The ongoing saga between Apple and Samsung has taken another fresh turn this week, as the iPhone producers look to sue their smartphone rivals for $2 billion over a new patent discrepancy. It is understood both tech giants share one or two far too familiar features in their handheld products for Apple’s liking, and a legal battle of remarkable proportions is due to take place in San Jose, California to once again settle what seems to be a never-ending argument.
Because of the fact that US litigation is relatively slow, accusations against Samsung will largely be based around products that were manufactured around two years ago, in a repetition of the lawsuit that took place in 2012. Those proceedings were concluded with Samsung ordered to pay Apple $1 billion in damages, although that figure was later reduced to $929 million and is currently undergoing a further appeal. Should this new trial find Samsung guilty a second time, it is likely the penalty will be substantially more considering their increase in sales are taken into account.
These expanding sales can be thanked in part to the company’s use of Google-backed Android operating software, and despite the fact that Google does not financially benefit from Android, representatives of the search engine will attend the trial. It is hoped that the presence of a Silicon Valley-based company in Samsung’s defence (as Google is) will help level the playing field, and counter what Samsung’s legal team sees as Apple’s home advantage (their headquarters is located in Cupertino).
Executives at Google are keen to explain how they produced the software that went into powering more than 75% of all smartphones sold by Samsung last year, and any similarities with the iOS system created and used by Apple is purely coincidental. Of course, with a similar based defence strategy in the last case, the new patent discrepancy raised by Apple against Samsung looks like it might provide a similar result.

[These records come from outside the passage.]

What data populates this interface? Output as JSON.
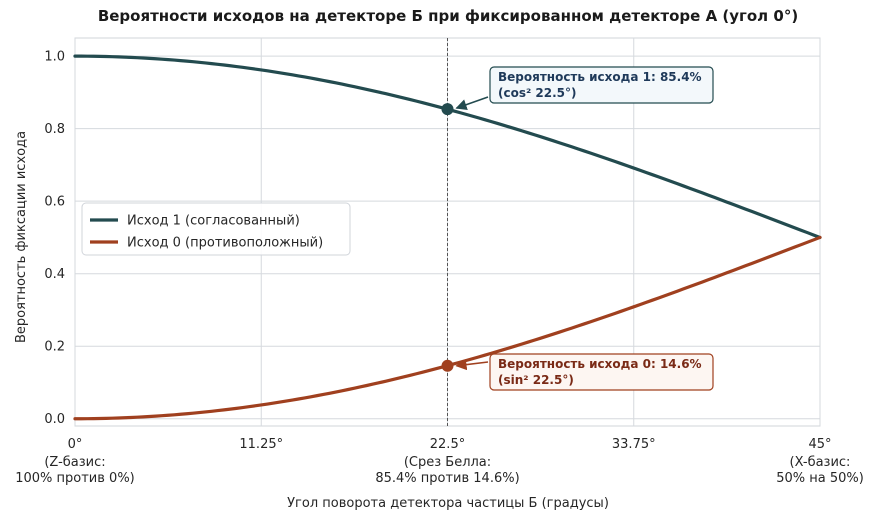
{
  "chart_data": {
    "type": "line",
    "title": "Вероятности исходов на детекторе Б при фиксированном детекторе А (угол 0°)",
    "xlabel": "Угол поворота детектора частицы Б (градусы)",
    "ylabel": "Вероятность фиксации исхода",
    "xlim": [
      0,
      45
    ],
    "ylim": [
      -0.02,
      1.05
    ],
    "grid": true,
    "legend_position": "center-left",
    "x_ticks": [
      {
        "value": 0,
        "label": "0°",
        "sublabel_1": "(Z-базис:",
        "sublabel_2": "100% против 0%)"
      },
      {
        "value": 11.25,
        "label": "11.25°",
        "sublabel_1": "",
        "sublabel_2": ""
      },
      {
        "value": 22.5,
        "label": "22.5°",
        "sublabel_1": "(Срез Белла:",
        "sublabel_2": "85.4% против 14.6%)"
      },
      {
        "value": 33.75,
        "label": "33.75°",
        "sublabel_1": "",
        "sublabel_2": ""
      },
      {
        "value": 45,
        "label": "45°",
        "sublabel_1": "(X-базис:",
        "sublabel_2": "50% на 50%)"
      }
    ],
    "y_ticks": [
      {
        "value": 0.0,
        "label": "0.0"
      },
      {
        "value": 0.2,
        "label": "0.2"
      },
      {
        "value": 0.4,
        "label": "0.4"
      },
      {
        "value": 0.6,
        "label": "0.6"
      },
      {
        "value": 0.8,
        "label": "0.8"
      },
      {
        "value": 1.0,
        "label": "1.0"
      }
    ],
    "series": [
      {
        "name": "Исход 1 (согласованный)",
        "function": "cos^2",
        "color": "#234b4f",
        "x": [
          0,
          5,
          10,
          15,
          20,
          22.5,
          25,
          30,
          35,
          40,
          45
        ],
        "y": [
          1.0,
          0.9924,
          0.9698,
          0.933,
          0.883,
          0.854,
          0.8214,
          0.75,
          0.671,
          0.5868,
          0.5
        ]
      },
      {
        "name": "Исход 0 (противоположный)",
        "function": "sin^2",
        "color": "#a0401f",
        "x": [
          0,
          5,
          10,
          15,
          20,
          22.5,
          25,
          30,
          35,
          40,
          45
        ],
        "y": [
          0.0,
          0.0076,
          0.0302,
          0.067,
          0.117,
          0.146,
          0.1786,
          0.25,
          0.329,
          0.4132,
          0.5
        ]
      }
    ],
    "vline": {
      "x": 22.5,
      "color": "#555555"
    },
    "annotations": [
      {
        "line1": "Вероятность исхода 1: 85.4%",
        "line2": "(cos² 22.5°)",
        "x": 22.5,
        "y": 0.854,
        "text_color": "#1f3a5a",
        "border_color": "#234b4f",
        "bg_color": "#f3f8fb",
        "arrow_color": "#234b4f"
      },
      {
        "line1": "Вероятность исхода 0: 14.6%",
        "line2": "(sin² 22.5°)",
        "x": 22.5,
        "y": 0.146,
        "text_color": "#7a2a16",
        "border_color": "#a0401f",
        "bg_color": "#fdf6f2",
        "arrow_color": "#a0401f"
      }
    ]
  }
}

The court battle will revolve around five specific features related to what some might say are minor software functions. Included among these are the correction of misspelled words (an evolution of the now outdated “predictive text”) Apple’s iconic “slide to unlock” function, and the ability to search both the Internet and files on the device in one attempt (dubbed “universal search”).
Comparing multiple devices from the two manufacturers, there is little doubt that these specifications are extremely alike, but what Apple must prove is that consumer demand for Samsung products was increased significantly by their use of infringing features. In a counter accusation, Samsung are asserting that Apple have duplicated two of their patented utilities, but are only suing for damages totalling just over $22 million.
District Court Judge Lucy Koh will preside over the court case as she did the last time, but not for want of trying to encourage Apple and Samsung bosses to resolve the issue independently. The pair had opened negotiations before Apple started legal proceedings, but ultimately failed to reach mutual satisfaction.
As each of the multinational corporations continue to fight one another for the controlling share in a market worth many billions of dollars, the new patent discrepancy between Apple and Samsung will probably turn out to be a tiny drop in the ocean if and when the feud ends, and the dust finally settles.